Anche la presenza di alcuni dispositivi intrauterini o protesi interne e l’anemia falciforme possono costituire delle controindicazioni all’esame.

Non possono sottoporsi alla risonanza magnetica dell’addome (superiore-inferiore) i portatori di pacemaker, di dispositivi ad attivazione magnetica (per es. neurostimolatori) e di protesi che possano essere incompatibili con la presenza di campi magnetici.

La principale controindicazione riguarda la funzionalità renale legata all’utilizzo del mezzo di contrasto.

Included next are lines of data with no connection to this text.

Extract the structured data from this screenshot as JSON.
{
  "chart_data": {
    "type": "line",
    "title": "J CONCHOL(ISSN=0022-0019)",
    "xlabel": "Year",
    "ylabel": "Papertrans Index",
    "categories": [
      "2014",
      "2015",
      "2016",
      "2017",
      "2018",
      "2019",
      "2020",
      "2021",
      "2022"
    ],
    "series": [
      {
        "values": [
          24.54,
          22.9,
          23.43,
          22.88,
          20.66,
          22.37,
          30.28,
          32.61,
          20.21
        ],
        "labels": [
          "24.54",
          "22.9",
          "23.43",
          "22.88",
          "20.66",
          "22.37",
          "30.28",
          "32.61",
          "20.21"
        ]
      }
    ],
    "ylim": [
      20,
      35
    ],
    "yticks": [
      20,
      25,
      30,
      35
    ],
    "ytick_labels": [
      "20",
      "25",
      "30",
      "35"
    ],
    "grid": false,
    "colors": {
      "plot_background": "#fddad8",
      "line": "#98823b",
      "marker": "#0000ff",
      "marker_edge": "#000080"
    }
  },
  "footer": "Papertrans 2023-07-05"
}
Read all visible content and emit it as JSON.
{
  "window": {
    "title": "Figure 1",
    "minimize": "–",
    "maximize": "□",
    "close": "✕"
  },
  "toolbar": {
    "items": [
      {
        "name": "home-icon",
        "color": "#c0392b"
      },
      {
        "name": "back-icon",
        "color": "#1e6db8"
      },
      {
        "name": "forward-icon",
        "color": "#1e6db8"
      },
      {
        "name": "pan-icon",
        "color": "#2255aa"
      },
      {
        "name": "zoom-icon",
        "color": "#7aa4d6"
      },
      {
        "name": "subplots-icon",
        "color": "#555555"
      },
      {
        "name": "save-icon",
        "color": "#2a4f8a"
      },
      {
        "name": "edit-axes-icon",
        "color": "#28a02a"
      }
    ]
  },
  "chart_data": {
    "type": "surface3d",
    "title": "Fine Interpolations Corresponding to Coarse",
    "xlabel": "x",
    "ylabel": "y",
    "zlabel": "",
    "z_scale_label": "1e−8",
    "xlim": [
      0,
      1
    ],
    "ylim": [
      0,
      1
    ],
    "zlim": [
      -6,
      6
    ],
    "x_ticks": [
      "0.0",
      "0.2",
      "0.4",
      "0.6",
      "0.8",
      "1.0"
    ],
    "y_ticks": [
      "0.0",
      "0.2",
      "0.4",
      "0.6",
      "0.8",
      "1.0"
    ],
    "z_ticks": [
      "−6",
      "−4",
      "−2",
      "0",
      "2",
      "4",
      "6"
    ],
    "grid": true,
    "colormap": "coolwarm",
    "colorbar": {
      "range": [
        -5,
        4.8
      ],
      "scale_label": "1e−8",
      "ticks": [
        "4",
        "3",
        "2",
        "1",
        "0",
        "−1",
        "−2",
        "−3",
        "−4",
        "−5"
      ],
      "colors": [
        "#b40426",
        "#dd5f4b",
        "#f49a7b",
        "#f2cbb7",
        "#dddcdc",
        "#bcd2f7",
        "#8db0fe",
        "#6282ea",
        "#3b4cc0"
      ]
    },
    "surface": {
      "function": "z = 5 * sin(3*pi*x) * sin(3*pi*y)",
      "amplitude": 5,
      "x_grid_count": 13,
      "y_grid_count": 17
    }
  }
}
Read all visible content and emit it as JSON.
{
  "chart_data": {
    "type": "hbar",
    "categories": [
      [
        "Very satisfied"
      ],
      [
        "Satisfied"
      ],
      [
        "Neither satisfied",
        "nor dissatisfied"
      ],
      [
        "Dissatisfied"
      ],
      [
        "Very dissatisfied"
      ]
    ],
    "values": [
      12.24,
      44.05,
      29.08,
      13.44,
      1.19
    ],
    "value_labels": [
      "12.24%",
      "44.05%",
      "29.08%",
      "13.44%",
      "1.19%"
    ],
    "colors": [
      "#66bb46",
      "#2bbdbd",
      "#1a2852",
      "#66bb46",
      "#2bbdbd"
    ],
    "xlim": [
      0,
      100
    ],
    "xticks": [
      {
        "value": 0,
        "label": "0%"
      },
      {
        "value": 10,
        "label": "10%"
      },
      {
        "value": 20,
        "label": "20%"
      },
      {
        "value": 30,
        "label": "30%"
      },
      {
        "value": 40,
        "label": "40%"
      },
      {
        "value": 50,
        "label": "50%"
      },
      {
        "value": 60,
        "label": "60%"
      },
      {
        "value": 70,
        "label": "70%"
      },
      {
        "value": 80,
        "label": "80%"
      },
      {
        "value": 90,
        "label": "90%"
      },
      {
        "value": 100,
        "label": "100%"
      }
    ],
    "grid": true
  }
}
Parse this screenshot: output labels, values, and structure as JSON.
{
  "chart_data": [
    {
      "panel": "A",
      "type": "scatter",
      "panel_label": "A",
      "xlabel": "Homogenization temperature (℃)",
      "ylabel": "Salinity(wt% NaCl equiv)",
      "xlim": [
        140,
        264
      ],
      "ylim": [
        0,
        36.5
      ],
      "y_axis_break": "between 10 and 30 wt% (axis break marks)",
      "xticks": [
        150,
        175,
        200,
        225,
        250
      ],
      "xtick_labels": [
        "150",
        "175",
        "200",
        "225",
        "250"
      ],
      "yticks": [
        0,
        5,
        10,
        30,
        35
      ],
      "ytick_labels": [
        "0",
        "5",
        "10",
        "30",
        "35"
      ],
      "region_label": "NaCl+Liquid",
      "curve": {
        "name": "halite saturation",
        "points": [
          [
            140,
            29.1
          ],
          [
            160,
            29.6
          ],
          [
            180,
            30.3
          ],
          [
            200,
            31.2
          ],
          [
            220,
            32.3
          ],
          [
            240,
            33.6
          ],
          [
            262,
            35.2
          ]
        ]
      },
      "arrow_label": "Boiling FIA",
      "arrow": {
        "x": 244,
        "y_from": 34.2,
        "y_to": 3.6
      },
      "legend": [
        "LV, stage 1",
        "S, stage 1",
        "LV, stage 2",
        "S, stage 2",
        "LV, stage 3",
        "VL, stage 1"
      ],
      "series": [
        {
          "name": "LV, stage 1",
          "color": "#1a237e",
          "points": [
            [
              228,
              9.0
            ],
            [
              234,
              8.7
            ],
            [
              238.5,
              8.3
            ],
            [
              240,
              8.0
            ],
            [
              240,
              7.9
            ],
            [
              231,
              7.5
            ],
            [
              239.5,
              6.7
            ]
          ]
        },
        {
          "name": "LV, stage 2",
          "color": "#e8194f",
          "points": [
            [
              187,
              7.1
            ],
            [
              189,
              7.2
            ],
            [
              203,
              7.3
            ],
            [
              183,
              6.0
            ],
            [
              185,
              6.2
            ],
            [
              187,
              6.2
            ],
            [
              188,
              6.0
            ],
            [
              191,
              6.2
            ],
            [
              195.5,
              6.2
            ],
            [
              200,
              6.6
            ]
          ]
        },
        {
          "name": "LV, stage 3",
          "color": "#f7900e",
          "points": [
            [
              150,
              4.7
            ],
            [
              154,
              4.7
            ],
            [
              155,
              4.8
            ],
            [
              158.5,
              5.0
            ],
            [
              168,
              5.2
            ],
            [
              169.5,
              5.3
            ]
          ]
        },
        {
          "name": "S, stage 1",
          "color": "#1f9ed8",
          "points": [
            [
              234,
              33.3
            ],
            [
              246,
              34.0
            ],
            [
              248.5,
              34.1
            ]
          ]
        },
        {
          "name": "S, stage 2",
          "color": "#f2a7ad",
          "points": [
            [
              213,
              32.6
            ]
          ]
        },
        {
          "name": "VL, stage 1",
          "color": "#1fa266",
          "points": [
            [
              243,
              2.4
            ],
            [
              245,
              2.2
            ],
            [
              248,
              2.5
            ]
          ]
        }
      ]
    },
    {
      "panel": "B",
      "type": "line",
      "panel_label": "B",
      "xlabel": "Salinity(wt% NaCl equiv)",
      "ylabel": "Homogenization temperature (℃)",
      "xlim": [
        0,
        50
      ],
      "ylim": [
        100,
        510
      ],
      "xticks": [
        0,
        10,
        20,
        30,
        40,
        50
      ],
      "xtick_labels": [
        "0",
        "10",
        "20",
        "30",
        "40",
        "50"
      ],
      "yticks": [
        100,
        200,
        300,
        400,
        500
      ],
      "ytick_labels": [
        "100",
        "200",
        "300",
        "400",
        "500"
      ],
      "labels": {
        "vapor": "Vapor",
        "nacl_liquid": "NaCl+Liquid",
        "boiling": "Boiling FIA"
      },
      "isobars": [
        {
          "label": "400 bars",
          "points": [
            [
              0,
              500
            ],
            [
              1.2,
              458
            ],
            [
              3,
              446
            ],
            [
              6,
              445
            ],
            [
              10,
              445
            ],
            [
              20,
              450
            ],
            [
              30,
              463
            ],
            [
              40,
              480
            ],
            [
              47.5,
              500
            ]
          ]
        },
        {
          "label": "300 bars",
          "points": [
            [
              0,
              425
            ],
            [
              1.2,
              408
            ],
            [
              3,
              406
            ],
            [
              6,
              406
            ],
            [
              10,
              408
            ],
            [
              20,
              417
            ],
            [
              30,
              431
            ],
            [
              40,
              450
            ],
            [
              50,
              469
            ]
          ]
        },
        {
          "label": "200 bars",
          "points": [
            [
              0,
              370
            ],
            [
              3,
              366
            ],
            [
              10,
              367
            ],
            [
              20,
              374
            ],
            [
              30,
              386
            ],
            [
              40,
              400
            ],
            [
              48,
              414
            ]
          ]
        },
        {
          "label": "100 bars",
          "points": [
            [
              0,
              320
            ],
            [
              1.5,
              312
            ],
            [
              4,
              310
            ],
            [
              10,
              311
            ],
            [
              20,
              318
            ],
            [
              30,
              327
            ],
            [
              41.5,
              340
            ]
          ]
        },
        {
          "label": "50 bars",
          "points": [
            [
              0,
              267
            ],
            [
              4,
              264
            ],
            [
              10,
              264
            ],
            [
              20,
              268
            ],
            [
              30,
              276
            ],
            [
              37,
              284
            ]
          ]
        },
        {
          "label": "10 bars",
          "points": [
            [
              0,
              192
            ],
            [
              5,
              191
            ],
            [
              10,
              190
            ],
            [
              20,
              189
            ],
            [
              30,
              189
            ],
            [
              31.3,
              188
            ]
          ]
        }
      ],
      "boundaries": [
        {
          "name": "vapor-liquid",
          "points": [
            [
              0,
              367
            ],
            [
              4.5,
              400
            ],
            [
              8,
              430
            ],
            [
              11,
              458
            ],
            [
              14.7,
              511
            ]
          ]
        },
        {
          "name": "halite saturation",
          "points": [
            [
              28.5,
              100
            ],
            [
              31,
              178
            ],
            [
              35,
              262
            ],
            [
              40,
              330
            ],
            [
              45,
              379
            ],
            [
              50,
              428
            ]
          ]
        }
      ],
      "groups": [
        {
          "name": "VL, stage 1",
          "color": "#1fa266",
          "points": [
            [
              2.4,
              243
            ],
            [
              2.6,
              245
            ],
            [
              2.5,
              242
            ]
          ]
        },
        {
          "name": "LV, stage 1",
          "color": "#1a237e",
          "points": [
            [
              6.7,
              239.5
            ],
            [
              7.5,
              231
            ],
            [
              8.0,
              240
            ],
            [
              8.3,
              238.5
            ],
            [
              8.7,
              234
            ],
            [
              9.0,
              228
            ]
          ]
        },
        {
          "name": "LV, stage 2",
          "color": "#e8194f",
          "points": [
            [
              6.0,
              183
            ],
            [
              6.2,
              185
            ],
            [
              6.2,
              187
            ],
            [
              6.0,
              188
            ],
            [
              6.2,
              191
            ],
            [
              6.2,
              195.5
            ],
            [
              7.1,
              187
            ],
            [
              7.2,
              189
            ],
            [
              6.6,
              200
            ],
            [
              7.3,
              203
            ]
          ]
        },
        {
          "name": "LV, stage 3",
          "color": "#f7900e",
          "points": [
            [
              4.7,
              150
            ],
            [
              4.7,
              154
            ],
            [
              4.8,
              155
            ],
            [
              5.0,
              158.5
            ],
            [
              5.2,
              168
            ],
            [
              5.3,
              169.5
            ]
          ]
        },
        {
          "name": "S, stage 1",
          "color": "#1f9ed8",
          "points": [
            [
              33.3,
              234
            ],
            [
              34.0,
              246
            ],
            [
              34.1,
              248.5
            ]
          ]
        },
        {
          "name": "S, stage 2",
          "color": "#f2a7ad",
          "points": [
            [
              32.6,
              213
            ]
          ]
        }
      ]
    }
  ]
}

La RM aperta esclude i possibili effetti collaterali legati alla claustrofobia, ma in generale questo tipo di sistema risulta più tollerato anche dalle persone che non ne soffrono, grazie al maggior comfort percepito durante l’esecuzione. Tuttavia, la risonanza magnetica aperta, a differenza di quella chiusa, non può essere utilizzata in ogni parte del corpo a causa della minor risoluzione e della minor qualità delle immagini.

È pericolosa?

L’esame di per sé non è pericoloso. Raramente possono insorgere lievi disturbi (calore, prurito, affanno, palpitazioni etc.) o sensazione di malessere, ma in questo caso è possibile comunque avvertire gli operatori. A differenza degli esami che utilizzano radiazioni ionizzanti e che comportano un, seppur minimo, danno biologico, la risonanza magnetica non comporta direttamente alcun danno permanente.

Informazioni aggiuntive

  • Prestazione eseguibile solo a pazienti dai 16 anni in su.
  • Per questa prestazione, il CD con le immagini non viene rilasciato al momento dell'esame, ma è necessario prenotare la voce "Ritiro CD In Sede" una volta ricevuto il referto.
  • Il pagamento dell’esame con mezzo di contrasto è anticipato e avverrà al momento della prenotazione.
  • Puoi disdire l’appuntamento entro il 4° giorno precedente (compreso). In caso di assenza, disdetta oltre il termine o di condizioni che non consentono di effettuare l’esame, la prestazione non sarà rimborsata.
  • Il referto è disponibile 4 giorni lavorativi dopo l'esecuzione dell'esame.
  • Per visite specialistiche o ulteriori approfondimenti è necessario presentare il referto che troverai sul dossier clinico online.
  • Se necessario MDC EPATOSPECIFICO: presente solo nelle sedi di MI Corvetto e MI Cenisio. Se è richiesto un mezzo di contrasto EPATOSPECIFICO o l'esame riguarda lo studio epatico, questo è effettuabilesolo nelle sedi di MI Corvetto e MI Cenisio.